— Здесь его спальня, — прошептал Джоунас. Спрятавшись от дождя в густой листве криптомерии, жалобно кричит козодои.
— Надень маску, — сказал Филипп, закрывая лицо черной тканью.
Они оба одеты во все черное. Теперь слышится лишь шум дождя. Даже козодой умолк.
— А ты уверен, что в доме больше никого нет? — спросил Джоунас. Он чувствовал себя как вытащенная из воды рыбина и поэтому нервничал. — В донесениях говорится, что раз в неделю Годо отпускает своих навестить родных. Но это будет только через два дня.
— Сегодня восьмое февраля, праздник, — сказал Филипп. — Хари-куйо. Месса по иголкам. В этот день буддисты молятся за все иголки, сломанные за прошедший год. Ты улыбаешься, но ведь без иголки ничего не сошьешь и не заштопаешь. А кроме того, представь, сколько бед может натворить торчащая из татами сломанная иголка. Не беспокойся. Кроме Годо здесь никого нет.

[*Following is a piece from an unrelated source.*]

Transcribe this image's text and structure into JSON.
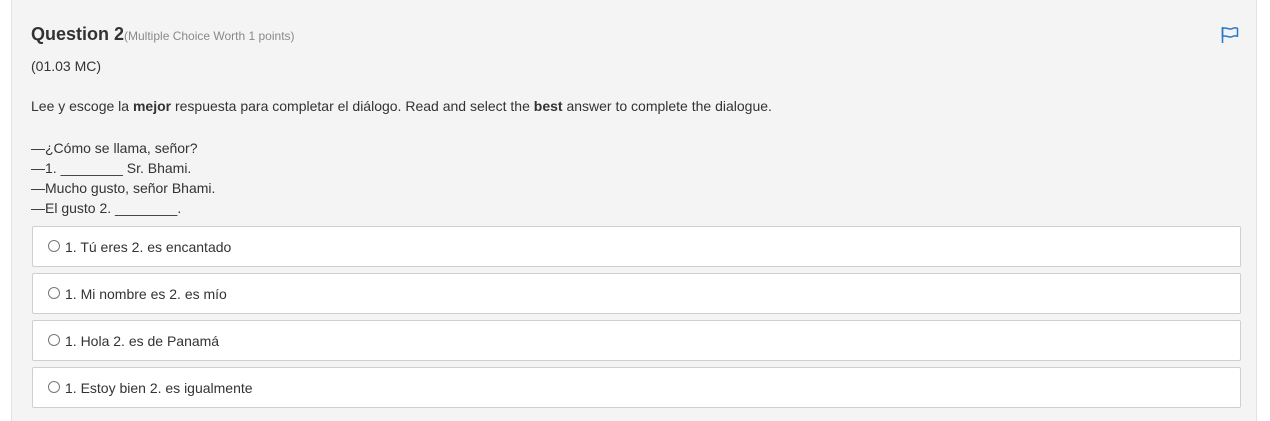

— Кстати, об иголках, — сказал Джоунас. — Ты все взял?
— Вот здесь, — ответил Филипп, похлопав себя по карману. — Все пройдет как по маслу.
Они поднялись на деревянное крыльцо. Замерли, прислушиваясь. Кап, кап, кап. Только шум дождя.
Филипп подошел к сёдзи, опустился на колени. Просунул лезвие ножа между деревянными дверными планками, поднял его вверх, освобождая щеколду. Повернулся, кивнул Джоунасу.
Они осторожно отодвинули дверь в сторону. Дзэн Годо спал на футоне.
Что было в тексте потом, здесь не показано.